[jira] Issue Comment Edited: (JENA-29) cancellation during query execution

Paolo Castagna (JIRA) Wed, 16 Feb 2011 12:46:47 -0800

    [ 
https://issues.apache.org/jira/browse/JENA-29?page=com.atlassian.jira.plugin.system.issuetabpanels:comment-tabpanel&focusedCommentId=12995505#comment-12995505
 ]


Paolo Castagna edited comment on JENA-29 at 2/16/11 8:44 PM:
-------------------------------------------------------------

We (@Talis) run a few public SPARQL end-points and we want to protect our 
machines from people running very expensive queries. Cancelling or timing out a 
long running is therefore very useful to us and we currently do it using a 
separate thread via a Callable and an ExecutorService which gives us a Future 
object which we use it to set a timeout calling get(long timeout, TimeUnit 
unit).

If one of the QueryExecution.execX() methods fail to return within the timeout, 
we send back an HTTP 500 error code and call QueryExecution.abort(). Once we 
start streaming back results (i.e. an HTTP 200 status code has been sent to the 
client) we never timeout or
interrupt.

Typically, we see timeouts for large CONSTRUCT or DESCRIBE queries. It's rare 
we timeout a SELECT query, unless it has a large sort (i.e. ORDER BY). In this 
case, we timeout. However, even if we send the HTTP 500 error code back to the 
client, the thread running the sort will continue until completion (wasting RAM 
and resources). This is where we would greatly benefit from JENA-29 or 
JENA-29+JENA-44.

We do not want or need to send partial results to people. We expect this to be 
very confusing and even difficult to explain to users. They might fall into the 
trap that if they are searching the 20 largest cities in Europe and we send 
them only 10, those 10 are the first 10 largest cities in Europe while in 
reality they might not even be in the first 20.

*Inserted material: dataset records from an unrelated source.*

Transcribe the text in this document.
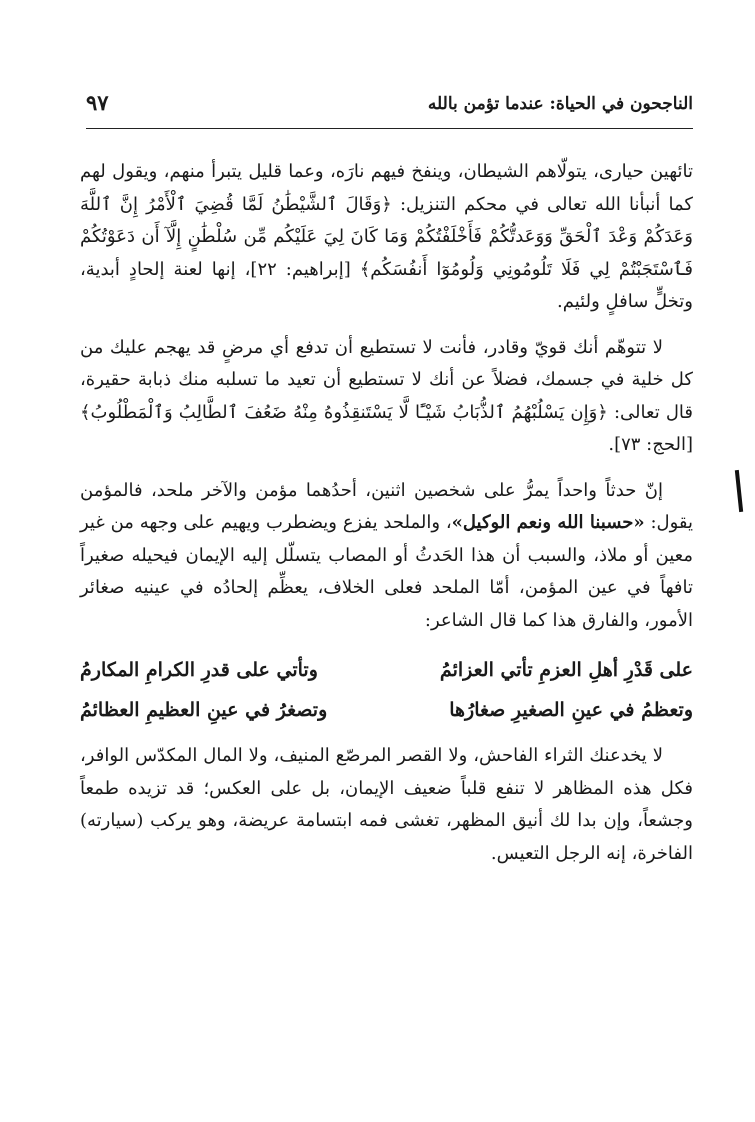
الناجحون في الحياة: عندما تؤمن بالله
٩٧

تائهين حيارى، يتولّاهم الشيطان، وينفخ فيهم نارَه، وعما قليل يتبرأ منهم، ويقول لهم كما أنبأنا الله تعالى في محكم التنزيل: ﴿وَقَالَ ٱلشَّيْطَٰنُ لَمَّا قُضِيَ ٱلْأَمْرُ إِنَّ ٱللَّهَ وَعَدَكُمْ وَعْدَ ٱلْحَقِّ وَوَعَدتُّكُمْ فَأَخْلَفْتُكُمْ وَمَا كَانَ لِيَ عَلَيْكُم مِّن سُلْطَٰنٍ إِلَّآ أَن دَعَوْتُكُمْ فَٱسْتَجَبْتُمْ لِي فَلَا تَلُومُونِي وَلُومُوٓا أَنفُسَكُم﴾ [إبراهيم: ٢٢]، إنها لعنة إلحادٍ أبدية، وتخلٍّ سافلٍ ولئيم.

لا تتوهّم أنك قويّ وقادر، فأنت لا تستطيع أن تدفع أي مرضٍ قد يهجم عليك من كل خلية في جسمك، فضلاً عن أنك لا تستطيع أن تعيد ما تسلبه منك ذبابة حقيرة، قال تعالى: ﴿وَإِن يَسْلُبْهُمُ ٱلذُّبَابُ شَيْـًٔا لَّا يَسْتَنقِذُوهُ مِنْهُ ضَعُفَ ٱلطَّالِبُ وَٱلْمَطْلُوبُ﴾ [الحج: ٧٣].

إنّ حدثاً واحداً يمرُّ على شخصين اثنين، أحدُهما مؤمن والآخر ملحد، فالمؤمن يقول: «حسبنا الله ونعم الوكيل»، والملحد يفزع ويضطرب ويهيم على وجهه من غير معين أو ملاذ، والسبب أن هذا الحَدثُ أو المصاب يتسلّل إليه الإيمان فيحيله صغيراً تافهاً في عين المؤمن، أمّا الملحد فعلى الخلاف، يعظِّم إلحادُه في عينيه صغائر الأمور، والفارق هذا كما قال الشاعر:

على قَدْرِ أهلِ العزمِ تأتي العزائمُ
وتأتي على قدرِ الكرامِ المكارمُ
وتعظمُ في عينِ الصغيرِ صغارُها
وتصغرُ في عينِ العظيمِ العظائمُ

لا يخدعنك الثراء الفاحش، ولا القصر المرصّع المنيف، ولا المال المكدّس الوافر، فكل هذه المظاهر لا تنفع قلباً ضعيف الإيمان، بل على العكس؛ قد تزيده طمعاً وجشعاً، وإن بدا لك أنيق المظهر، تغشى فمه ابتسامة عريضة، وهو يركب (سيارته) الفاخرة، إنه الرجل التعيس.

Being able to set a timeout directy in ARQ seems useful and it potentially 
removes the need for a separate thread. However, what the timeout exactly 
represent? Is it the time to get to the first result? Or what? If it's not the 
time to get to the first result, will it be possible to cancel/reset a timeout 
once it has been set and the query execution has started?

Finally, a few (personal) comments:

@Andy: "Timing out a query is (I think) going to be the #1 use case."

It is for us at Talis.

@Andy: "It might as well be possible to set/reset during query execution."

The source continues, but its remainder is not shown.